The SBC instances together implement the redundancy and the local management entity here is the Redundancy Group Manager (RGM) framework. While the existing AMF framework is still in place, it no longer implements the redundancy function. When an instance is instantiated as active, the RGM uses the AMF framework to bring up the SBC application as standalone. For an instance created as standby, the RGM uses the AMF framework to bring up the SBC application as standalone but the tasks are in standby mode. The RGM then establishes the peering relationship between the active and standby mode. The RGM instances learn the HA address of the standby instance for the redundancy group through a membership protocol. Each active RGM then attempts to connect to that standby RGM and handshake as a redundancy client. For each active-standby pairing, if the handshake is successful, the RGM on the active and standby interact with the local RTMs to begin the synchronization process and, once synced, the ongoing mirroring of necessary call and registration state changes. The RGM on the standby also sets up a health check schedule to ensure that the standby is quickly aware of any failure in active node.

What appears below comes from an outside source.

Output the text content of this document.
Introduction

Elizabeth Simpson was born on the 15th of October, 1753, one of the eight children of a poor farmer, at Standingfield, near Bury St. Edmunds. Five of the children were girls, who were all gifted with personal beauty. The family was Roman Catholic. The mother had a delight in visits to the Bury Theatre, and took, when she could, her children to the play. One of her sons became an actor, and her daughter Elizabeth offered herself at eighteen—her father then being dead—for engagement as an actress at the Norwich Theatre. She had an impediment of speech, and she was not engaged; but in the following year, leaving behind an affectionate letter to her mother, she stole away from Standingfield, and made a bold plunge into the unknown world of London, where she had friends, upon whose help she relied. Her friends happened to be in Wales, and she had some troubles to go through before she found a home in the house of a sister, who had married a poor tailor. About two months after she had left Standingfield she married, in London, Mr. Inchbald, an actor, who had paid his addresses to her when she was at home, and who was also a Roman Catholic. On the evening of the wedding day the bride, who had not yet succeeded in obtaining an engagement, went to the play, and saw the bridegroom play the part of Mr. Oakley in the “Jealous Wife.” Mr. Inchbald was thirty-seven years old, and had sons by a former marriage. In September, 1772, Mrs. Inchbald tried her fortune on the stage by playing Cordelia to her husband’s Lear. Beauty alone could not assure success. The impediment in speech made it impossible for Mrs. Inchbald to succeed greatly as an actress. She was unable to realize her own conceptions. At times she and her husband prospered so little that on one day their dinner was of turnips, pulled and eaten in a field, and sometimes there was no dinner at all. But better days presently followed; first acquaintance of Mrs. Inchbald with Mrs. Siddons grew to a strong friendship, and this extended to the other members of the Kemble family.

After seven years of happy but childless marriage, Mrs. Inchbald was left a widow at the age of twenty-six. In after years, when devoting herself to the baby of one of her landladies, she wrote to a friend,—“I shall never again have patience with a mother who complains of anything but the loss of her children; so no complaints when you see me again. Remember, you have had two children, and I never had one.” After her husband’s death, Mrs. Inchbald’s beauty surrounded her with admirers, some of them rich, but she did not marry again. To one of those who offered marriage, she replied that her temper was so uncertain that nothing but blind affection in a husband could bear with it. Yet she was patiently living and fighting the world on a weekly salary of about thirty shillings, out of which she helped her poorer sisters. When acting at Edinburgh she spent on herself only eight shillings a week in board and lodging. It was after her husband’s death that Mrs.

The lifecycle agent (LCA) of the SBC instances dynamically registers with the EMS, once the instantiation is completed. Both the active and the standby instances download the configuration. The EMS manages all SBC instances including the standby instances, which send traps and other alarms to the EMS. The EMS enters the active instance through an active system table and performs all the existing operations associated with active systems such as health-checking, status collection, etc. For the standby SBC instance, the EMS maintains the instance within the registered group and also does health-checking. However, when the instance is not added to the active system table, then statistics collections or other activities associated with the active system must not be performed.

Fault detection and switchover is first handled by the SBC instances. As previously mentioned, the standby SBC instance sets up a health check schedule with each backed-up active instance. When the health check fails, the RGM converts the standby instance to active for the failed instance. The standby tasks destroy all contexts other than the context to be activated. and the remaining context is activated. To optimize the user experience, this sequence is performed first for media associated tasks, then signaling tasks, and finally OA&M tasks. When activation is complete, the activated standby generates an alarm to indicate that it has taken over from a failed standby. Additionally, the LCA on the activated standby updates the registration to the EMS and indicates that it has taken over a failed registration. When this occurs, the EMS updates the appropriate entry in the active system table to reflect the updated parameters (such as management IP address and credentials). System activities such as statistics collection etc. is directed against the former standby instance.